No sé si te he proporcionado, lector, una semblanza cabal de quien fuera mi socio y amigo. ¿No te he hablado de su ternura? Nunca supe si Cirus era húngaro, esloveno, checo, búlgaro o albanés. El dulce arrastrar la erres me hizo suponer que provenía de algún país del este. Nunca se lo pregunté —tan irrelevante me pareció ese tema— y él tampoco contribuyó a aclararlo. Daba igual. Vivíamos en el presente, acuciados por el eco de las botas teutonas y aquella extraña apariencia de normalidad. En esas circunstancias su país de procedencia no era sino un dato, una anécdota que poco aportaba a sus cualidades de compañero.
Cirus era tierno con los niños, con Nadja, con Lucía, con Rosana —o quizá Rosaura— y conmigo.
Su verdadero atractivo no se centraba en la exuberancia de su discurso —espléndido por otra parte, aunque hay que reconocer que muy poco original—, sino en su talante próximo y compasivo, en su cariño cómplice y espontáneo que convertía a sus amantes, a sus protegidos y a sus amigos en seres únicos y excepcionales.
¡Ah, las amantes de Cirus! Nadja, Lucía y Rosana —o quizá Rosaura— se habían prendado de él. ¿Cómo no hacerlo? Tal era su encanto y su don. Cirus solía quedarse a dormir algunas noches en casa de la joven que ostentase esa temporada el título de novia. Chicas guapas, aunque humildes y sencillas, con vidas complejas y turbios pasados a sus espaldas que a mí me recordaban siempre a mi pequeña Desideria. Y aquí se me escapa, querido lector, un suspiro que adivinarás inevitable.
De Nadja sé que era judía ucraniana y que finalmente consiguió un pasaje para huir a América, a través de Portugal, con un pasaporte falso. ¡Hubo tantas historias parecidas aquellos días! Unas más trágicas que otras, pero todas frágiles, heroicas, fragmentadas por los avatares del destino y por la premura del tiempo…

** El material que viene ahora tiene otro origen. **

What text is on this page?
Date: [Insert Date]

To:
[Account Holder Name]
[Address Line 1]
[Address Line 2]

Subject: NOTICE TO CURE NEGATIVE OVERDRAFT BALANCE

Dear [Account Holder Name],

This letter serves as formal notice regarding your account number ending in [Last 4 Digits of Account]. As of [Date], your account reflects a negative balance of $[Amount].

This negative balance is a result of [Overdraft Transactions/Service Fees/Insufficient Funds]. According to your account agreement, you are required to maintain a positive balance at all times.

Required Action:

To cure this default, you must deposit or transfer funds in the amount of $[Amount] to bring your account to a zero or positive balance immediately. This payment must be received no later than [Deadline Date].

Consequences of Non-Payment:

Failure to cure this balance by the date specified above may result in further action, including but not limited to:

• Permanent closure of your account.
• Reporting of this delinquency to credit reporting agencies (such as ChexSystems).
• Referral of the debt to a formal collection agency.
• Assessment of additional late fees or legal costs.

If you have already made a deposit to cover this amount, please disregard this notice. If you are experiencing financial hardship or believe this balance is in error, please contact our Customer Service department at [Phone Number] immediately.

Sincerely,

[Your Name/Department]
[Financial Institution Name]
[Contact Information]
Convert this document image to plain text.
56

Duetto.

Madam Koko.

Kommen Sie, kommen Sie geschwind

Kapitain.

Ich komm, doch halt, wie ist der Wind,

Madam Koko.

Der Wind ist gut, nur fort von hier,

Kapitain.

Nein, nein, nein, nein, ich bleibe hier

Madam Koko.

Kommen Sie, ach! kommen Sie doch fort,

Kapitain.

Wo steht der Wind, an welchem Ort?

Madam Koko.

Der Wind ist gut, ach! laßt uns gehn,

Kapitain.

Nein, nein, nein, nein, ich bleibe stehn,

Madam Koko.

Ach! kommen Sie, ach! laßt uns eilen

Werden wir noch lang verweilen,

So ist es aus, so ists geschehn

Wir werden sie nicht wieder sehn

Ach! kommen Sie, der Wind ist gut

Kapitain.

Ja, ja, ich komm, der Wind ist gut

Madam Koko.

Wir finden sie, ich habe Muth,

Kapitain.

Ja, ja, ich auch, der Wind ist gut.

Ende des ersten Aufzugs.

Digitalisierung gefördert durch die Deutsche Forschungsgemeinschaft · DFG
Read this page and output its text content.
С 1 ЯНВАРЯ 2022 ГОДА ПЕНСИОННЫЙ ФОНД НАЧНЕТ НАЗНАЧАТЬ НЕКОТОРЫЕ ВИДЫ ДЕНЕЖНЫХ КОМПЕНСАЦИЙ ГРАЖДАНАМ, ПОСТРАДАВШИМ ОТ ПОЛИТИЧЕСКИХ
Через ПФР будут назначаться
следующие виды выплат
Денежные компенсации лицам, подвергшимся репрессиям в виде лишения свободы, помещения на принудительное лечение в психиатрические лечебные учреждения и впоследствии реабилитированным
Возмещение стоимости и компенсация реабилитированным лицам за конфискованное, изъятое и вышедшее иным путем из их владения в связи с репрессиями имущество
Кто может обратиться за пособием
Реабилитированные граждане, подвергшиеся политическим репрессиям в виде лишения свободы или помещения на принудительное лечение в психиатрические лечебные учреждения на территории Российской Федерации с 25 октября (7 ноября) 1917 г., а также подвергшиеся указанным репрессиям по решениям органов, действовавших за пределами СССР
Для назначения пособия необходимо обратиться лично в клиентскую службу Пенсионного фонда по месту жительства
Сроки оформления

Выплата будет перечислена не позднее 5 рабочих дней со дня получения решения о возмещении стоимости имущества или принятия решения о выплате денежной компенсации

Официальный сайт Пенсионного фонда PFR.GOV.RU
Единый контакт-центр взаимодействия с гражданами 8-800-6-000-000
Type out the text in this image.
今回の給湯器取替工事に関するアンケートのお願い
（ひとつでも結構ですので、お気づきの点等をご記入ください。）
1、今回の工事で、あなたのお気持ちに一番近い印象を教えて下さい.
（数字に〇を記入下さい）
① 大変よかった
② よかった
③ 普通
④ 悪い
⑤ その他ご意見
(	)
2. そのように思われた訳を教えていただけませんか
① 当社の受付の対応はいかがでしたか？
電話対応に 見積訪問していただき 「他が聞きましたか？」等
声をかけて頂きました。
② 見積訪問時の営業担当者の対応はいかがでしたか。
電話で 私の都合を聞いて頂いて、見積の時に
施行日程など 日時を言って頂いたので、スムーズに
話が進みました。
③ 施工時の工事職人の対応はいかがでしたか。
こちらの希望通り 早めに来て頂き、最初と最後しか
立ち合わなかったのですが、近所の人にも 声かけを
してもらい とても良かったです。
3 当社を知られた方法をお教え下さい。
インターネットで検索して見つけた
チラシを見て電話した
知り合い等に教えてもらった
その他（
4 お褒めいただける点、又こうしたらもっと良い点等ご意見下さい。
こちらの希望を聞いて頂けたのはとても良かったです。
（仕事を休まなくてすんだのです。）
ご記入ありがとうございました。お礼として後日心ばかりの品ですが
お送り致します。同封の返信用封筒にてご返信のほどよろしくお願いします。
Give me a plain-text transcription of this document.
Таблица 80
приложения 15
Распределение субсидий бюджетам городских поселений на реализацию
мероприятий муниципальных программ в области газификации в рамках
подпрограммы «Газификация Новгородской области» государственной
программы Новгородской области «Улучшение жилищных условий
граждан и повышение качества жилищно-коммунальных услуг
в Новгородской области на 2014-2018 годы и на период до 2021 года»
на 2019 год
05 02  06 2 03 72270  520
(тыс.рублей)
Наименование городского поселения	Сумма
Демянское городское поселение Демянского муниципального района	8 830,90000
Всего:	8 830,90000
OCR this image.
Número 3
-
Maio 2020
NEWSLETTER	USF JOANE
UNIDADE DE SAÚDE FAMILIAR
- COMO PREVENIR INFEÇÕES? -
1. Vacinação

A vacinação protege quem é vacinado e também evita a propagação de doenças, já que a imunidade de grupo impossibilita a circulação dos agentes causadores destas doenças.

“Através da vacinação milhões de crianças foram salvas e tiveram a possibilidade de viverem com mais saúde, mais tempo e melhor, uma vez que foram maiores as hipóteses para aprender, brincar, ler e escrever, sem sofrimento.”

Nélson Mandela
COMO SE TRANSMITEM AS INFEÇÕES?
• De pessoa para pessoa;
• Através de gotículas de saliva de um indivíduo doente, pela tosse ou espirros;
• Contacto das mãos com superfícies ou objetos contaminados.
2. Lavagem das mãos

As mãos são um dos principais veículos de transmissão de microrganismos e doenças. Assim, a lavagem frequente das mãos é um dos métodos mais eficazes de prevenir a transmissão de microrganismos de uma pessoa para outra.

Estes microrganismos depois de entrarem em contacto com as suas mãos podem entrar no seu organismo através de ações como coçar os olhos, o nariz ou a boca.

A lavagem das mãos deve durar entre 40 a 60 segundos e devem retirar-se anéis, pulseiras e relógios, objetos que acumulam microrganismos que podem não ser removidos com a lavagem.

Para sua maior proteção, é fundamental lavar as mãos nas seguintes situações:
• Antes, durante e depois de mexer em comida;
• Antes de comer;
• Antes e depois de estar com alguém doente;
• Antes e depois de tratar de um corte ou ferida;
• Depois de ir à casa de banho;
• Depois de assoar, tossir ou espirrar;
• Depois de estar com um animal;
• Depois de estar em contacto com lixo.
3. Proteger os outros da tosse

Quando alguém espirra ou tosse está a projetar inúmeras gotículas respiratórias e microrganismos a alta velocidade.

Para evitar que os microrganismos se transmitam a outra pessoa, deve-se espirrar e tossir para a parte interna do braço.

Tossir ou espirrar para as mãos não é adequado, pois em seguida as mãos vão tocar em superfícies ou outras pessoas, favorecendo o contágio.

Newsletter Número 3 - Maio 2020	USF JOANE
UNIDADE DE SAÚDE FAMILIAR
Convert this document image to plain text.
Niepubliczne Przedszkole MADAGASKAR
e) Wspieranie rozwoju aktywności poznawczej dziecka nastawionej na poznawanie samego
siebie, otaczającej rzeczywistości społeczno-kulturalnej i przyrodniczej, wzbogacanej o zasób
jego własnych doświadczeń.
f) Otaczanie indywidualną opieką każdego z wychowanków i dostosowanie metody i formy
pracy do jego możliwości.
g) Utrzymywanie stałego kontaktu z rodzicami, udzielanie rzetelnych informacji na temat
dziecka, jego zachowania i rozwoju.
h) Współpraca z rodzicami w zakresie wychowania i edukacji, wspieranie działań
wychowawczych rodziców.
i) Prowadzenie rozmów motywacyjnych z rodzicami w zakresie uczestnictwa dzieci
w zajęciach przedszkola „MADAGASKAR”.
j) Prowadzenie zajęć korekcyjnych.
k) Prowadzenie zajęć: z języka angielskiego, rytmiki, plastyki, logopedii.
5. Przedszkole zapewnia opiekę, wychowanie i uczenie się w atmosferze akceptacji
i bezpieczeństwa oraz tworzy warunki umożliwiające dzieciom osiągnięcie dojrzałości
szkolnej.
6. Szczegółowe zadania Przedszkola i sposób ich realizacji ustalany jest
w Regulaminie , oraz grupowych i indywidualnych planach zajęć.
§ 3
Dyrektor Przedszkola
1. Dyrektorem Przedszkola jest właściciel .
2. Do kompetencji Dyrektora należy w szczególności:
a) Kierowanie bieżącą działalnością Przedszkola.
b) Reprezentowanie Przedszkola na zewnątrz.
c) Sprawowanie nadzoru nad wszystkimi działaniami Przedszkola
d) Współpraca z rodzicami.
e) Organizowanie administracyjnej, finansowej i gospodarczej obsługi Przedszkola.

Lucía era española, como lo fuera mi amada —aunque en los montajes de Cirus pasaba por italiana—, y viuda de un anarquista que tuvo la mala fortuna de morir a poco de exiliarse y pisar suelo francés, dejándola sola con un niño de corta edad. Lucía desapareció un día, igual que hiciera Desideria, sin dejar rastro. ¿Volvió a España? Quizá. Ella nos había contado que antes de casarse con su difunto Damián tuvo un novio falangista que todavía la quería. Quizá volviera con él. Cirus la añoró mucho… hasta que apareció Rosana —tal vez Rosaura—.
Enigmática criatura. De las tres novias de Cirus, ella es la única que se me desdibuja. Tanto, que no puedo precisar su nombre, si Rosana o Rosaura, aunque sí su origen. Era alsaciana y hablaba el alemán con dulce gangosidad. Creo que ella nos traicionó. Nunca llegué a conseguir pruebas concluyentes que confirmasen mis sospechas y hablo solo de una intuición, de un pálpito, de un presentimiento. Desconozco el desenlace de la historia. Solo sé que Cirus desapareció de mi vida.